Configuration to reach 600k persistent connections
Set the following flags to launch your node.js application:
node --nouse-idle-notification--expose-gc--max-new-space-size=2048--max-old-space-size=8192 ./server/websocketserver.js
Turns of the idle garbage collection which makes the GC constantly run and is devastating for a realtime server environment. If not turned off the system will get a long hickup for almost a second once every few seconds.
Use the expose-gc command to enable manual control of the GC from your code. I recommend to call GC once every 30 seconds.
Increases the limit for each V8 node process to use max 8Gb of heap memory instead of the 1,4Gb default on 64-bit machines(512Mb on a 32-bit machine).
Specified in kb and setting this flag optimizes the V8 for a stable allround environment with short pauses and ok high peak performance.
If this flag is not used the pauses will be a little bit longer but the machine will handle peaks a little bit better. What you need in this case depends on the project you are working on. My pick is to have an allround stable server instead of just handling peaks so I stick with this flag.
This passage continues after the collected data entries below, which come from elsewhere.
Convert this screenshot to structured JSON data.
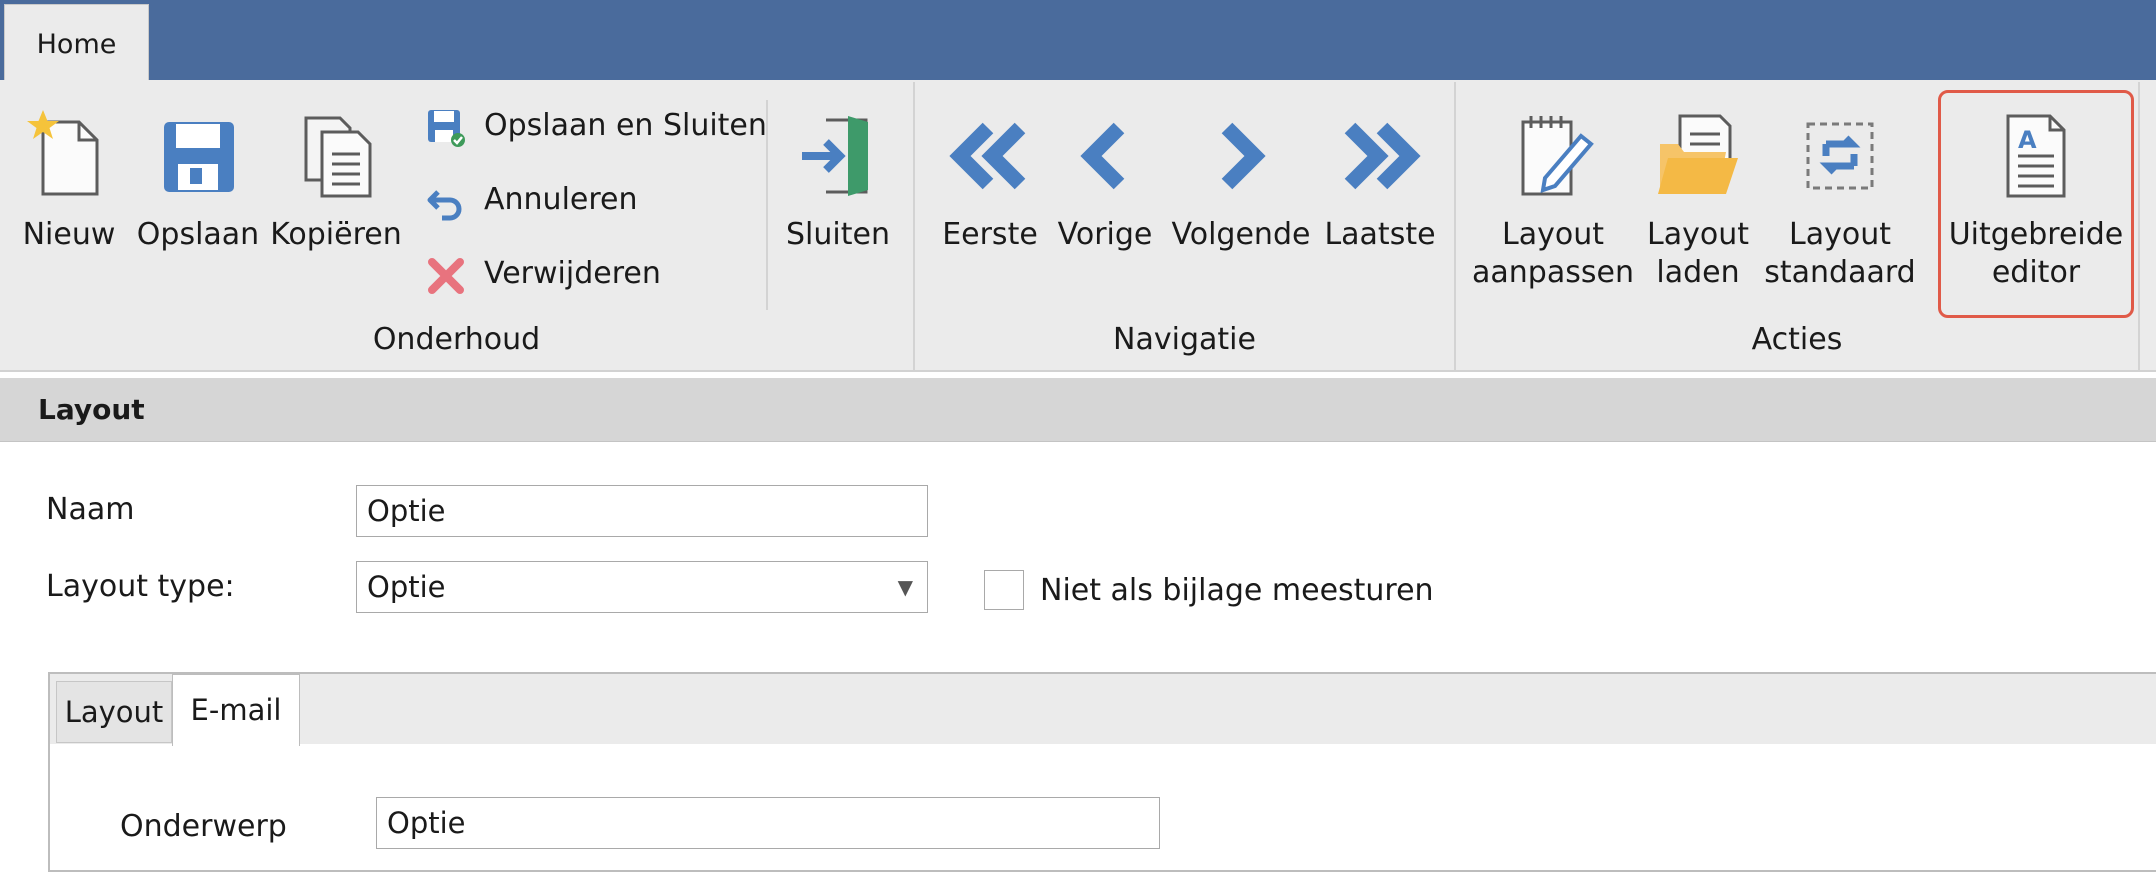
{
  "ribbon": {
    "tab_home": "Home",
    "buttons": {
      "nieuw": "Nieuw",
      "opslaan": "Opslaan",
      "kopieren": "Kopiëren",
      "opslaan_en_sluiten": "Opslaan en Sluiten",
      "annuleren": "Annuleren",
      "verwijderen": "Verwijderen",
      "sluiten": "Sluiten",
      "eerste": "Eerste",
      "vorige": "Vorige",
      "volgende": "Volgende",
      "laatste": "Laatste",
      "layout_aanpassen": "Layout\naanpassen",
      "layout_laden": "Layout\nladen",
      "layout_standaard": "Layout\nstandaard",
      "uitgebreide_editor": "Uitgebreide\neditor"
    },
    "groups": {
      "onderhoud": "Onderhoud",
      "navigatie": "Navigatie",
      "acties": "Acties"
    },
    "icons": {
      "nieuw": "new-document-star-icon",
      "opslaan": "floppy-disk-icon",
      "kopieren": "copy-documents-icon",
      "opslaan_en_sluiten": "save-and-close-icon",
      "annuleren": "undo-arrow-icon",
      "verwijderen": "delete-x-icon",
      "sluiten": "exit-door-icon",
      "eerste": "double-chevron-left-icon",
      "vorige": "chevron-left-icon",
      "volgende": "chevron-right-icon",
      "laatste": "double-chevron-right-icon",
      "layout_aanpassen": "edit-pencil-document-icon",
      "layout_laden": "open-folder-icon",
      "layout_standaard": "reset-layout-icon",
      "uitgebreide_editor": "text-document-icon"
    },
    "colors": {
      "accent_blue": "#4a7fc1",
      "title_bar": "#4a6b9c",
      "delete_red": "#e8737e",
      "highlight_border": "#e05a48"
    }
  },
  "section": {
    "title": "Layout"
  },
  "form": {
    "naam_label": "Naam",
    "naam_value": "Optie",
    "layout_type_label": "Layout type:",
    "layout_type_value": "Optie",
    "checkbox_label": "Niet als bijlage meesturen",
    "checkbox_checked": false
  },
  "tabs": [
    {
      "label": "Layout",
      "active": false
    },
    {
      "label": "E-mail",
      "active": true
    }
  ],
  "email": {
    "onderwerp_label": "Onderwerp",
    "onderwerp_value": "Optie"
  }
}
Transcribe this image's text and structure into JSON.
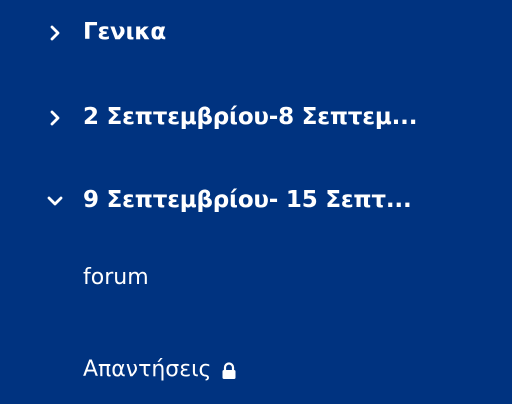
{
  "sections": [
    {
      "label": "Γενικα",
      "icon": "chevron-right-icon",
      "expanded": false
    },
    {
      "label": "2 Σεπτεμβρίου-8 Σεπτεμ...",
      "icon": "chevron-right-icon",
      "expanded": false
    },
    {
      "label": "9 Σεπτεμβρίου- 15 Σεπτ...",
      "icon": "chevron-down-icon",
      "expanded": true
    }
  ],
  "activities": [
    {
      "label": "forum",
      "locked": false
    },
    {
      "label": "Απαντήσεις",
      "locked": true,
      "icon": "lock-icon"
    }
  ],
  "colors": {
    "panel_background": "#003380",
    "text": "#ffffff",
    "outer_background": "#ffffff"
  }
}
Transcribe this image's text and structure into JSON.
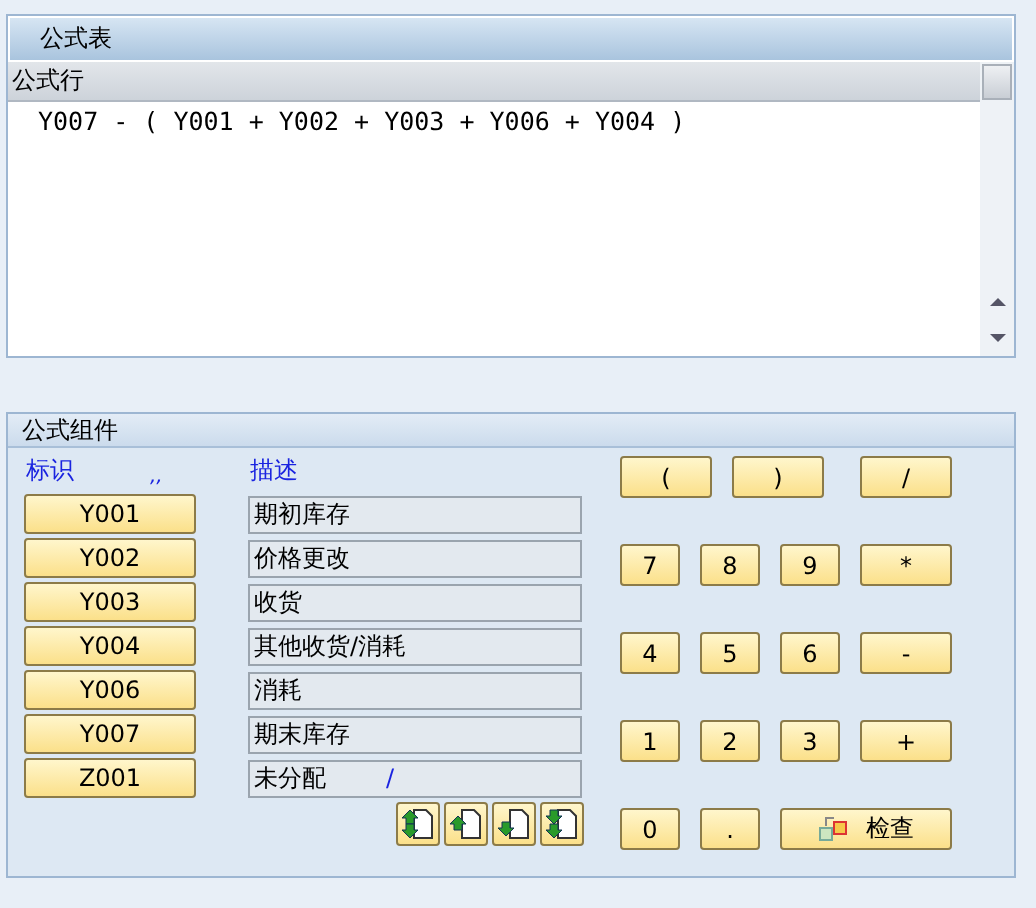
{
  "formula_table": {
    "title": "公式表",
    "column_header": "公式行",
    "formula": "Y007 - ( Y001 + Y002 + Y003 + Y006 + Y004 )"
  },
  "components": {
    "title": "公式组件",
    "id_header": "标识",
    "marker": ",,",
    "desc_header": "描述",
    "rows": [
      {
        "id": "Y001",
        "description": "期初库存"
      },
      {
        "id": "Y002",
        "description": "价格更改"
      },
      {
        "id": "Y003",
        "description": "收货"
      },
      {
        "id": "Y004",
        "description": "其他收货/消耗"
      },
      {
        "id": "Y006",
        "description": "消耗"
      },
      {
        "id": "Y007",
        "description": "期末库存"
      },
      {
        "id": "Z001",
        "description": "未分配",
        "note": "/"
      }
    ],
    "move_buttons": [
      {
        "kind": "top"
      },
      {
        "kind": "up"
      },
      {
        "kind": "down"
      },
      {
        "kind": "bottom"
      }
    ],
    "keypad": [
      [
        {
          "label": "(",
          "kind": "paren"
        },
        {
          "label": ")",
          "kind": "paren"
        },
        {
          "label": "/",
          "kind": "op"
        }
      ],
      [
        {
          "label": "7",
          "kind": "digit"
        },
        {
          "label": "8",
          "kind": "digit"
        },
        {
          "label": "9",
          "kind": "digit"
        },
        {
          "label": "*",
          "kind": "op"
        }
      ],
      [
        {
          "label": "4",
          "kind": "digit"
        },
        {
          "label": "5",
          "kind": "digit"
        },
        {
          "label": "6",
          "kind": "digit"
        },
        {
          "label": "-",
          "kind": "op"
        }
      ],
      [
        {
          "label": "1",
          "kind": "digit"
        },
        {
          "label": "2",
          "kind": "digit"
        },
        {
          "label": "3",
          "kind": "digit"
        },
        {
          "label": "+",
          "kind": "op"
        }
      ],
      [
        {
          "label": "0",
          "kind": "digit"
        },
        {
          "label": ".",
          "kind": "digit"
        },
        {
          "label": "检查",
          "kind": "check"
        }
      ]
    ]
  }
}
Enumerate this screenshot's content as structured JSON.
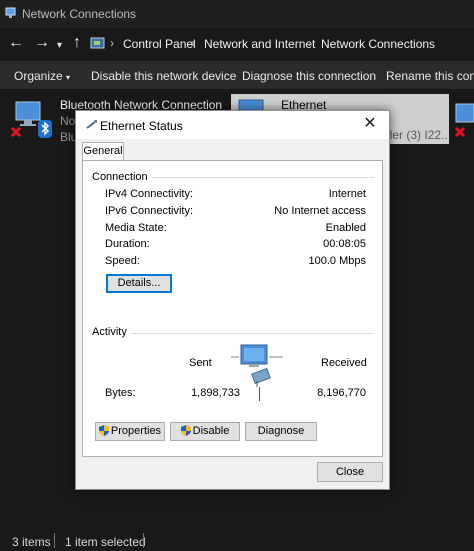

Set the “soft” and “hard” nofile limit to 1000000. Instead of using the “ulimit -n” as some people do I had to specify the “soft” and “hard” limits for both root and all other users, for some reason I had to specify them separately.
root soft nofile 1000000
root hard nofile 1000000
* soft nofile 1000000
* hard nofile 1000000
Now set the amount of possible opened file handles and the size of the NAT ip connection tracking table.
fs.file-max = 1000000
fs.nr_open = 1000000
net.ipv4.netfilter.ip_conntrack_max = 1048576
net.nf_conntrack_max = 1048576
The maximum file handles that can be allocated
Max amount of file handles that can be opened
Specifies how many connections the NAT can keep track of in the “tracking” table before it starts to drop packets and just break connections, this we totally want to avoid. The default value for this is 65536 so without this setting you wont be able to get more connections than that.